Llego a la mesa y
pido americano, agua mineral, hojeo la Biografía
de la humanidad, de José Antonio Marina y Javier Rambaud, y al rato escribo
algo, rasguños, ocurrencias que acaso sirvan para algún artículo más adelante.
Esto es la gloria, llevar a palabras lo que apenas es una nebulosa, masa
informe diseminada entre neuronas que presupone cierta historia, anécdotas por
materializar en texto a tu real y único entender.
Sucede que a veces
estoy metido hasta el pescuezo en las aguas de una idea, lápiz en mano, entre
sorbo y sorbo, y cuando me percato, cuando por un segundo espabilo allá en el
fondo de la taza queda apenas un dedo de café que en plan autómata termino por
beber muy poco a poco. Me concentro
tanto que miro alrededor, noto cuanto ocurre, puedo vislumbrar el espacio en el
que permanezco como a través de un cristal, especie de acuario en el que floto,
me hundo, nado, hasta que el vaivén del agua me arrastra como quiere, como le
da la gana. Entonces se acerca el mesero a retirar la taza. Y no reacciono.

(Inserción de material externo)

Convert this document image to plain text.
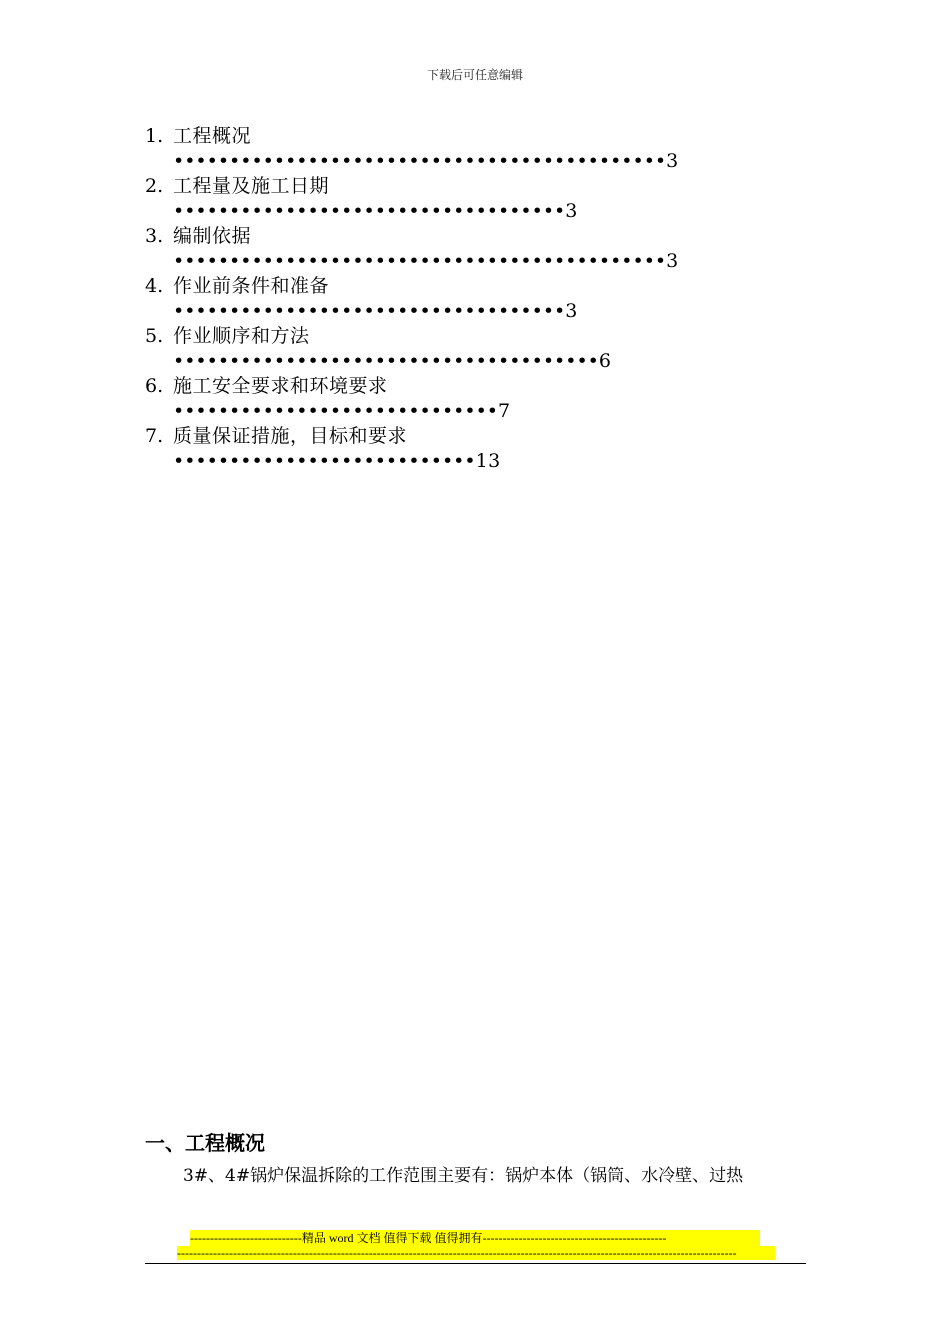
下载后可任意编辑
1. 工程概况
••••••••••••••••••••••••••••••••••••••••••••3
2. 工程量及施工日期
•••••••••••••••••••••••••••••••••••3
3. 编制依据
••••••••••••••••••••••••••••••••••••••••••••3
4. 作业前条件和准备
•••••••••••••••••••••••••••••••••••3
5. 作业顺序和方法
••••••••••••••••••••••••••••••••••••••6
6. 施工安全要求和环境要求
•••••••••••••••••••••••••••••7
7. 质量保证措施，目标和要求
•••••••••••••••••••••••••••13
一、工程概况
3#、4#锅炉保温拆除的工作范围主要有：锅炉本体（锅筒、水冷壁、过热
----------------------------精品 word 文档 值得下载 值得拥有----------------------------------------------
--------------------------------------------------------------------------------------------------------------------------------------------
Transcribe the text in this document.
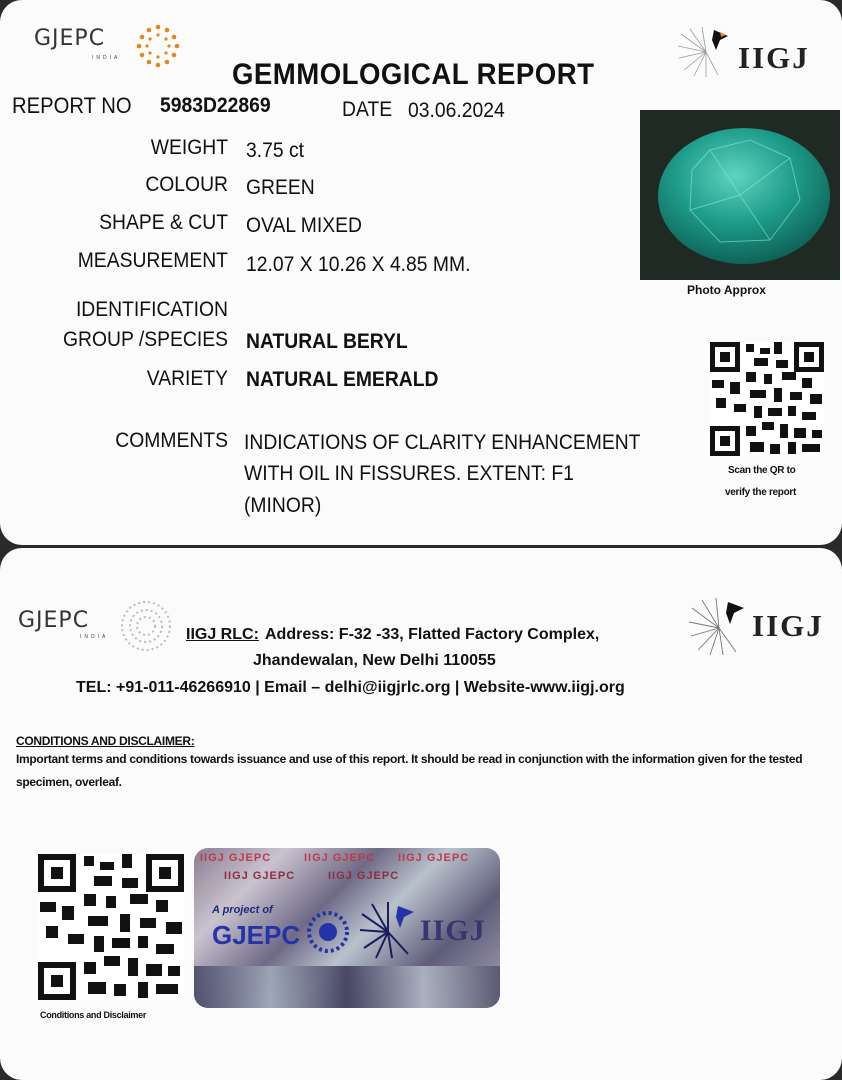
GJEPC
INDIA	IIGJ
GEMMOLOGICAL REPORT
REPORT NO 5983D22869	DATE 03.06.2024
WEIGHT 3.75 ct
COLOUR GREEN
SHAPE & CUT OVAL MIXED
MEASUREMENT 12.07 X 10.26 X 4.85 MM.
IDENTIFICATION
GROUP /SPECIES NATURAL BERYL
VARIETY NATURAL EMERALD
COMMENTS INDICATIONS OF CLARITY ENHANCEMENT
WITH OIL IN FISSURES. EXTENT: F1
(MINOR)
Photo Approx
Scan the QR to
verify the report
GJEPC
INDIA	IIGJ
IIGJ RLC: Address: F-32 -33, Flatted Factory Complex,
Jhandewalan, New Delhi 110055
TEL: +91-011-46266910 | Email – delhi@iigjrlc.org | Website-www.iigj.org
CONDITIONS AND DISCLAIMER:
Important terms and conditions towards issuance and use of this report. It should be read in conjunction with the information given for the tested specimen, overleaf.
Conditions and Disclaimer
IIGJ GJEPC	IIGJ GJEPC IIGJ GJEPC
IIGJ GJEPC	IIGJ GJEPC
A project of
GJEPC	IIGJ
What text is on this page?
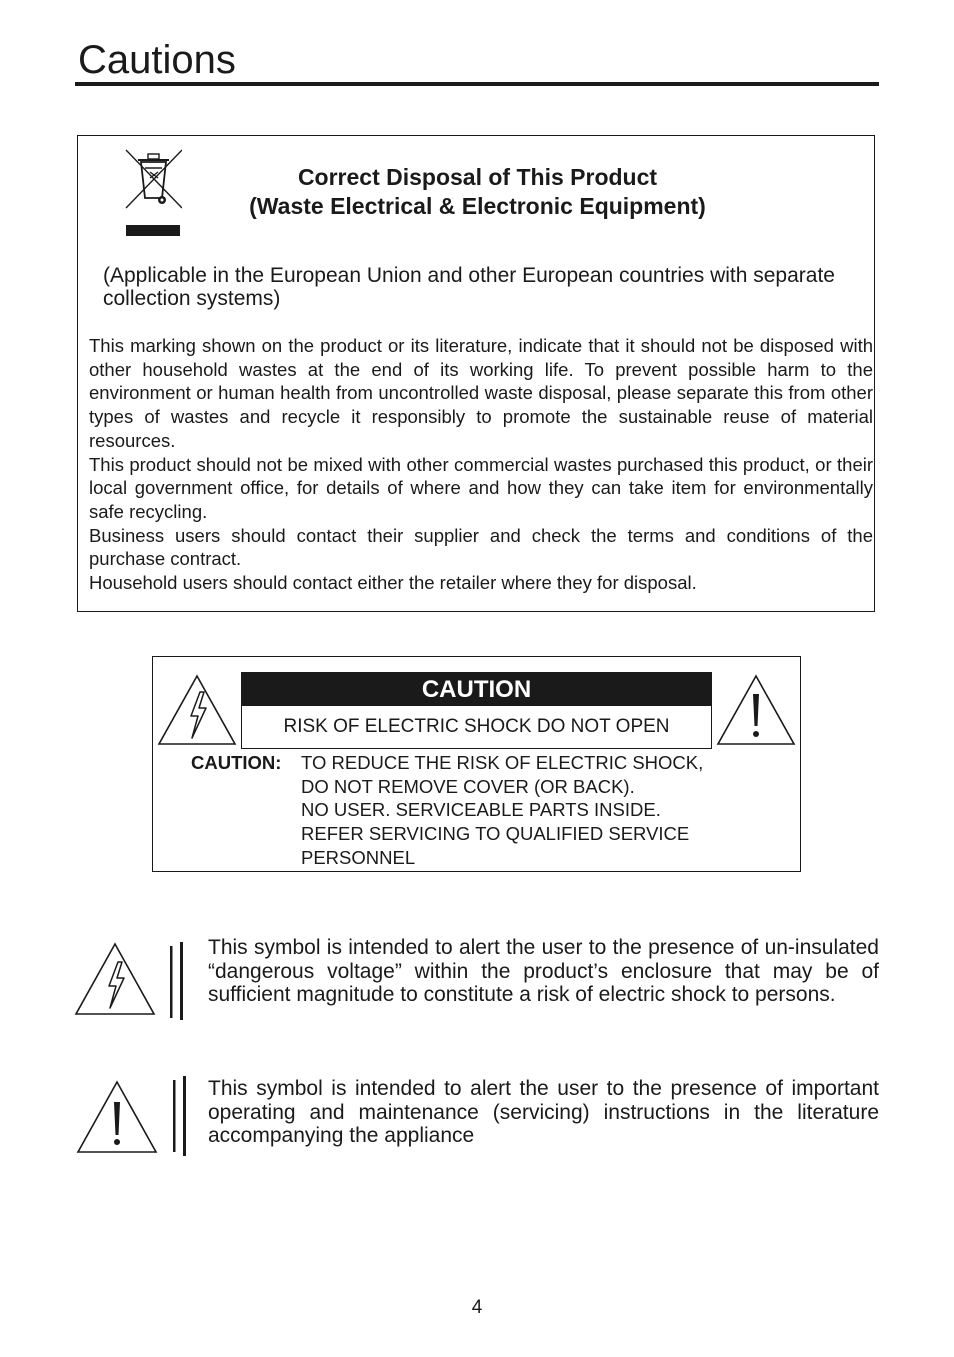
Cautions
Correct Disposal of This Product
(Waste Electrical & Electronic Equipment)
(Applicable in the European Union and other European countries with separate collection systems)

This marking shown on the product or its literature, indicate that it should not be disposed with other household wastes at the end of its working life. To prevent possible harm to the environment or human health from uncontrolled waste disposal, please separate this from other types of wastes and recycle it responsibly to promote the sustainable reuse of material resources.

This product should not be mixed with other commercial wastes purchased this product, or their local government office, for details of where and how they can take item for environmentally safe recycling.

Business users should contact their supplier and check the terms and conditions of the purchase contract.

Household users should contact either the retailer where they for disposal.

CAUTION
RISK OF ELECTRIC SHOCK DO NOT OPEN
CAUTION: TO REDUCE THE RISK OF ELECTRIC SHOCK,
DO NOT REMOVE COVER (OR BACK).
NO USER. SERVICEABLE PARTS INSIDE.
REFER SERVICING TO QUALIFIED SERVICE
PERSONNEL
This symbol is intended to alert the user to the presence of un-insulated “dangerous voltage” within the product’s enclosure that may be of sufficient magnitude to constitute a risk of electric shock to persons.
This symbol is intended to alert the user to the presence of important operating and maintenance (servicing) instructions in the literature accompanying the appliance
4
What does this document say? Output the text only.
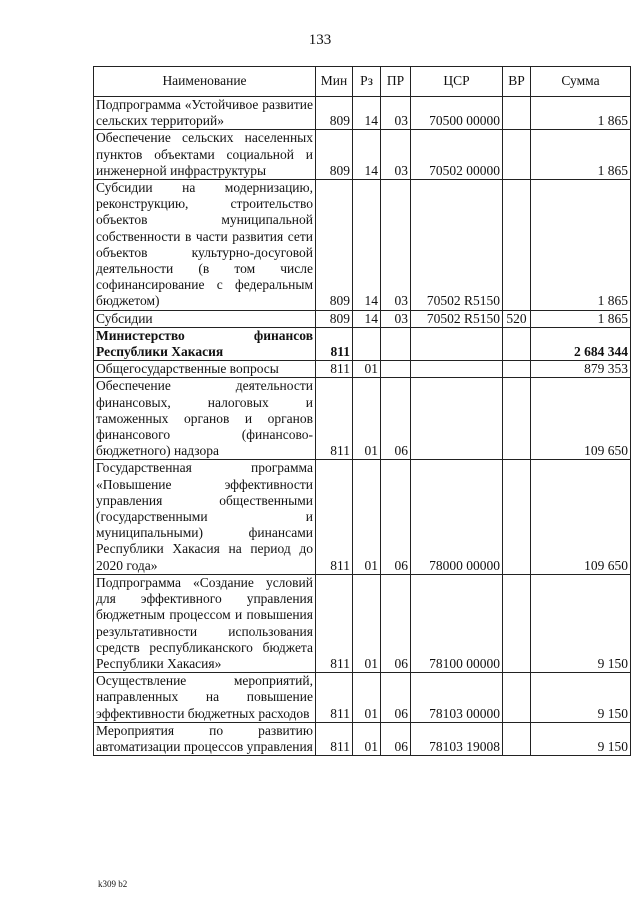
133
Наименование	Мин	Рз	ПР	ЦСР	ВР	Сумма
Подпрограмма «Устойчивое развитие сельских территорий»	809	14	03	70500 00000		1 865
Обеспечение сельских населенных пунктов объектами социальной и инженерной инфраструктуры	809	14	03	70502 00000		1 865
Субсидии на модернизацию, реконструкцию, строительство объектов муниципальной собственности в части развития сети объектов культурно-досуговой деятельности (в том числе софинансирование с федеральным бюджетом)	809	14	03	70502 R5150		1 865
Субсидии	809	14	03	70502 R5150	520	1 865
Министерство финансов Республики Хакасия	811					2 684 344
Общегосударственные вопросы	811	01				879 353
Обеспечение деятельности финансовых, налоговых и таможенных органов и органов финансового (финансово-бюджетного) надзора	811	01	06			109 650
Государственная программа «Повышение эффективности управления общественными (государственными и муниципальными) финансами Республики Хакасия на период до 2020 года»	811	01	06	78000 00000		109 650
Подпрограмма «Создание условий для эффективного управления бюджетным процессом и повышения результативности использования средств республиканского бюджета Республики Хакасия»	811	01	06	78100 00000		9 150
Осуществление мероприятий, направленных на повышение эффективности бюджетных расходов	811	01	06	78103 00000		9 150
Мероприятия по развитию автоматизации процессов управления	811	01	06	78103 19008		9 150
k309 b2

Sostengo el lápiz, lelo, hipnotizado, pensativo. No debo permitir que se esfume
lo que busco, no debo consentir que la imaginación reviente, que estalle como
fruta madura al caer al suelo. Si cedo se escabullen las ideas, cuyo punto de
fuga es la hoja en blanco transformada en líneas, párrafos, y así.
Veo al mesero
alejarse y créeme, siento que una parte de cuanto deseo escribir va metida de
cabeza en esa taza, ahí, de golpe y porrazo en el minúsculo charco que era
aquel último sorbo. ¿Te ocurre? ¿Te pasa a veces? ¿Notas cómo alguien o algo
parte en dos, de un estacazo, la unidad con pie y cabeza que pretendías
construir?
Quizás cualquier
historia va de la mano con esto: encadenamiento muy cerrado, esférico, que
exige una imagen, un concepto para transfigurarse en lo que llamamos artículo, novela,
ensayo o incluso poema, y pide la existencia de un elemento aglutinador para
dar sentido a lo que escribes, cosa que no puedes suspender mientras las ideas fluyen de tu mano a los folios que
llenas y llenas no se sabe hasta qué punto. Me viene en este instante esa metáfora
que Julio Cortázar gustaba utilizar para explicar su noción de cuento:
redondez, esfericidad, unidad plegada sobre sí, mordiéndose la cola, sin dar
indicios de dónde comienza y dónde finaliza. En fin.
Sigo en mi mesa con
el hilo conductor de esto que deseé escribir hecho pedazos. El mesero lleva la
taza y una bandeja con dos o tres vasos camino al lavadero. Ahí se escurrirá el
esbozo de relato que ya no levantará cabeza. Por el desagüe en la cocina de
este café diminuto va a las alcantarillas un trozo de imaginación entremezclada
con borra, cafeína, agua sucia, un poco de saliva y ve tú a saber qué más.
Misterios de la
escritura, cosas raras de la invención a la hora del dale que te dale en aras
de contar algo para bien o para mal. Lo cierto es que allá, ahogadas en una
taza de café fueron a dar ciertas esquinas de mis ideas, claves para concretar
eso que tuve entre ceja y ceja y saboreé feliz mientras el hachazo no llegaba y
ahora fíjate, nada más el naufragio, los restos diseminados por el recipiente.
Una historia diluida, como edulcorante o qué se yo, en el abismo de esa taza.